Increase in West Nile virus activity in Clermont County

Cases are likely to increase in the coming months

BATAVIA, Ohio -- West Nile virus activity is ticking up in Clermont County as the summer winds down.

According to Clermont County Public Health, ten mosquitoes tested positive for West Nile virus. The agency has been trapping mosquitoes for testing throughout the summer.

"With a higher number of mosquitoes carrying the virus this year, the chances of being bitten by an infected mosquito are higher too," Health Commissioner Julianne Nesbit said in a statement released on Friday. "We encourage everyone to protect themselves from being bitten, and get rid of places for mosquitoes to lay their eggs."

West Nile activity increases near the end of summer and will continue into October. The first hard frost of the summer is expected to kill most adult mosquitoes.

West Nile is spread to humans through the bite of an infected mosquito. People most at risk of getting sick are people over the age of 50.

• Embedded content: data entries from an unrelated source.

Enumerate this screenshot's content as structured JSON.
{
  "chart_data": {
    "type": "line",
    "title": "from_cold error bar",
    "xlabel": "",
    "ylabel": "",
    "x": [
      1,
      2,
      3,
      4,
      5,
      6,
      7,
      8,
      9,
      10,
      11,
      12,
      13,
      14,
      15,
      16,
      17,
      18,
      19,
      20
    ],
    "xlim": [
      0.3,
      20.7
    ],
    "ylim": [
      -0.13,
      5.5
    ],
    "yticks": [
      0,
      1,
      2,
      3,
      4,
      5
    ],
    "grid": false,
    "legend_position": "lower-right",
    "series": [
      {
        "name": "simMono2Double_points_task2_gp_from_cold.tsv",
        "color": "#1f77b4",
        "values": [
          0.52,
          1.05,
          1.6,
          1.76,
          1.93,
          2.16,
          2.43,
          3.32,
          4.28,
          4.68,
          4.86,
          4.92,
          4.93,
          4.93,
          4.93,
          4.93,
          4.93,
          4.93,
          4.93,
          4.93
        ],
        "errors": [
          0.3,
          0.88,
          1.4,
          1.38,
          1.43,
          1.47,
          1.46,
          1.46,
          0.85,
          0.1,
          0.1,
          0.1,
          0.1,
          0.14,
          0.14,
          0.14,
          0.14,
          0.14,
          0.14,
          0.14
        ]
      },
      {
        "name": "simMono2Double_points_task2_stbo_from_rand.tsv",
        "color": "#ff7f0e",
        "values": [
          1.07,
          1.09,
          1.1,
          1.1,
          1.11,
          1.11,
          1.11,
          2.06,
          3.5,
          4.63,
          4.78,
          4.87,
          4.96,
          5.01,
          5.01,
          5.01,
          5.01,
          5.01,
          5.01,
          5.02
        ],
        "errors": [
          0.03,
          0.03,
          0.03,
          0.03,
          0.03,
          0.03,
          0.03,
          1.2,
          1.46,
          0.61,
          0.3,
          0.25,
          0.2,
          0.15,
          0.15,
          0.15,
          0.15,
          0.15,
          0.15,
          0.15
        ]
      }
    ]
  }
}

Symptoms of the illness include:

  • Fever
  • Headache
  • Body aches
  • Vomiting and nausea

About 20 percent of people infected will notice symptoms of the virus, according to Clermont County Public Health.

In Ohio, agencies have reported nearly 2,000 positive tests for West Nile in mosquitoes this year.

RELATED: Cincinnati works to identify sources of mosquito-borne viruses 

Mosquitoes that are most likely to carry West Nile like to lay eggs in standing water, so it’s important to eliminate puddles of water around your home -- like in buckets, clogged rain gutters, birdbaths, kiddie pools and trash cans.

Keep mosquitoes out of your home with window and door screens, and use air conditioning when possible.

According to the Centers for Disease Control and Prevention, use an insect repellent that’s registered with the Environmental Protection Agency that includes one of the following active ingredients:

  • DEET
  • Picaridin (known as KBR 3023 and icaridin outside the US)
  • IR3535
  • Oil of lemon eucalyptus (OLE) or para-menthane-diol (PMD)
  • 2-undecanone

EPA-registered insect repellents are safe for pregnant and breastfeeding women, according to the CDC.